Zaten istediğimiz arzuladığımız kendimizi evimizde ve güvenli hissettiğimiz yegane yer zaten orasıdır. Biz insan eliyle bile isteye kendi memleketimizden kendi gerçek yuvamızdan ayırdık kendimizi ve şimdi de kurgulanmış bu kaosun içinden yılgın gözlerle özlem ve hasret duyuyoruz baktığımız eski evimize. Eski evimiz hala taze ve diridir. Eski evimizde hepimize yetecek kadar geniş arazi ve kaynak mevcuttur. Biz ise kendi elimizle oluşturduğumuz küçücük alanlarda üst üste sığışmak için ölüm kalım mücadelesi verme peşindeyiz. Gariptir. Beş odası olan bir eve sahipken tüm geniş ailenin evin en küçük odasında sıkışarak yaşamaya çalışması gibi. Bir de bu durumu o kadar çok kanıksamışız ki o küçücük odaya sığışmak ve orayı daha elverişli hale getirmek için türlü teknoloji ve çözüm yolları da geliştirmişiz. Katlanır masalar, yataklar gibi dar alana sığmak için yaratıcı fikirler günümüzde oldukça revaçtadır. Koca evren diyoruz. Koca evreni bırakalım yaşadığımız dünyamızda bile o kadar çok yaşanılabilir boş arazi varken biz yine küçücük alanlara sığmaya oralarda azıcık oksijeni idareli kullanmaya çalışıyoruz. Evren dedik, dünya dedik hadi biraz daha kadrajı yakınlaştıralım, yaşadığımız ülke içinde bile daha konforlu hareket edebileceğimiz o kadar geniş araziler varken biz yine aynı öğrenilmiş çaresizlik kitabını tekrar tekrar okumaya ve gelecek nesillerimize anlatmaya devam ediyoruz.
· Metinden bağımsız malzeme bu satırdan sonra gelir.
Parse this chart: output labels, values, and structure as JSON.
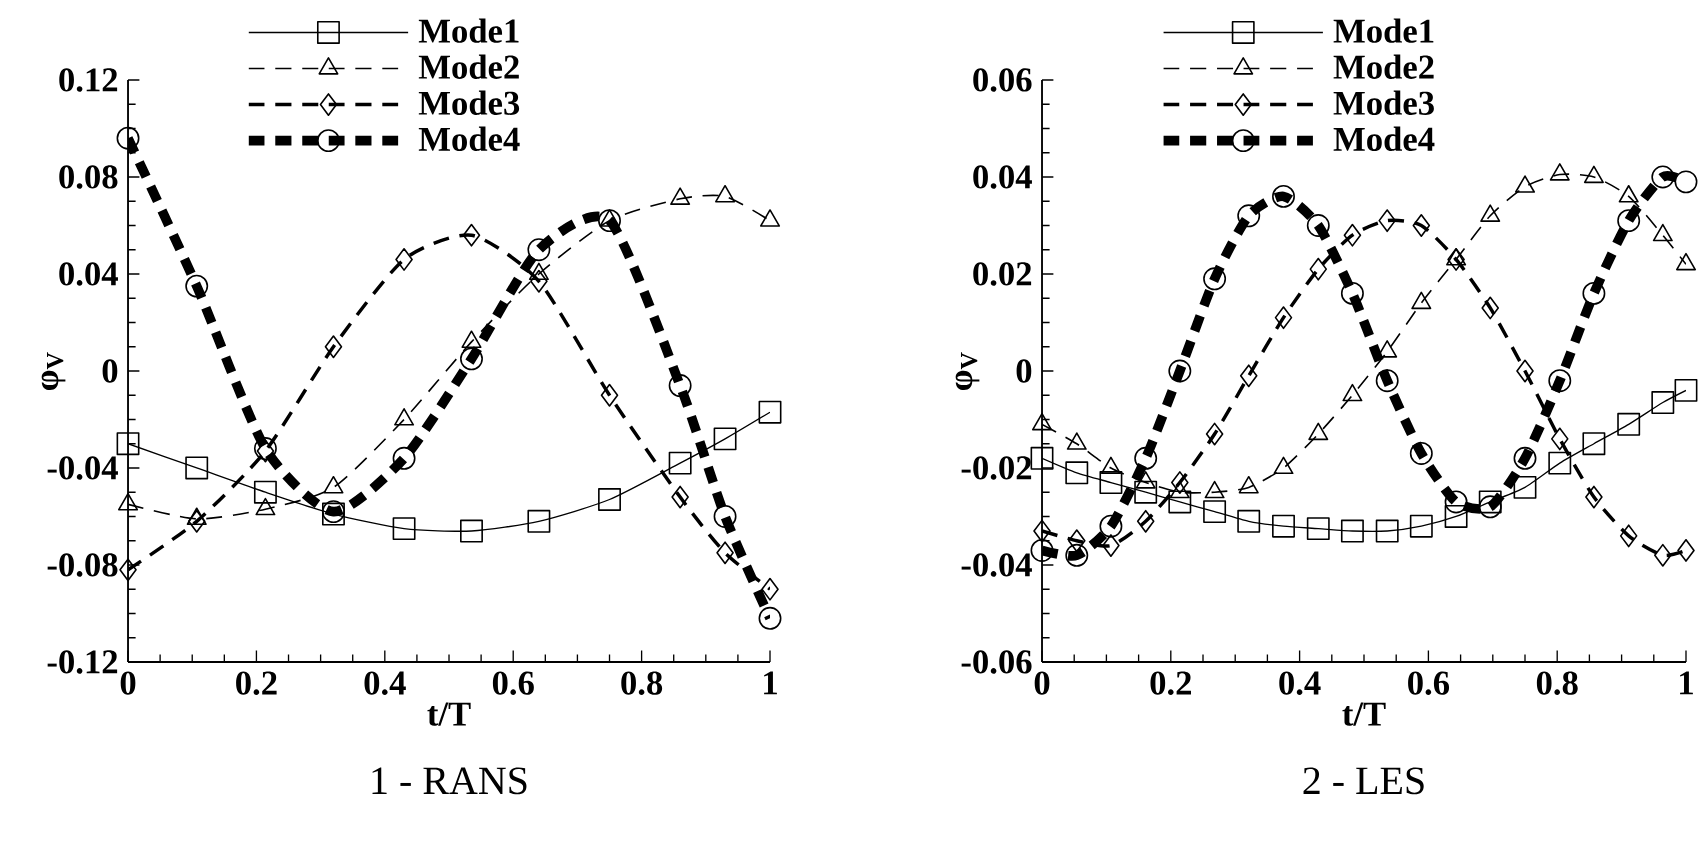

Evet gelişmiş teknolojilerin ve yaşamı kolaylaştıran birçok imkanın ve seçeneğin bulunduğu kalabalık metropollerin getirdiği rahatlıkların da farkında olmak gerekiyor, inkar edemeyiz. Sadece teraziye koyulduğunda kümülatif değerlendirmede ortaya yine mutsuzluklar çıkmaktadır. Bu mutsuzluklara çözüm üretmek ve gelecek nesli mutsuzluklar üzerine inşa etmek yerine umut ve huzur tohumları ekmek gerekmektedir.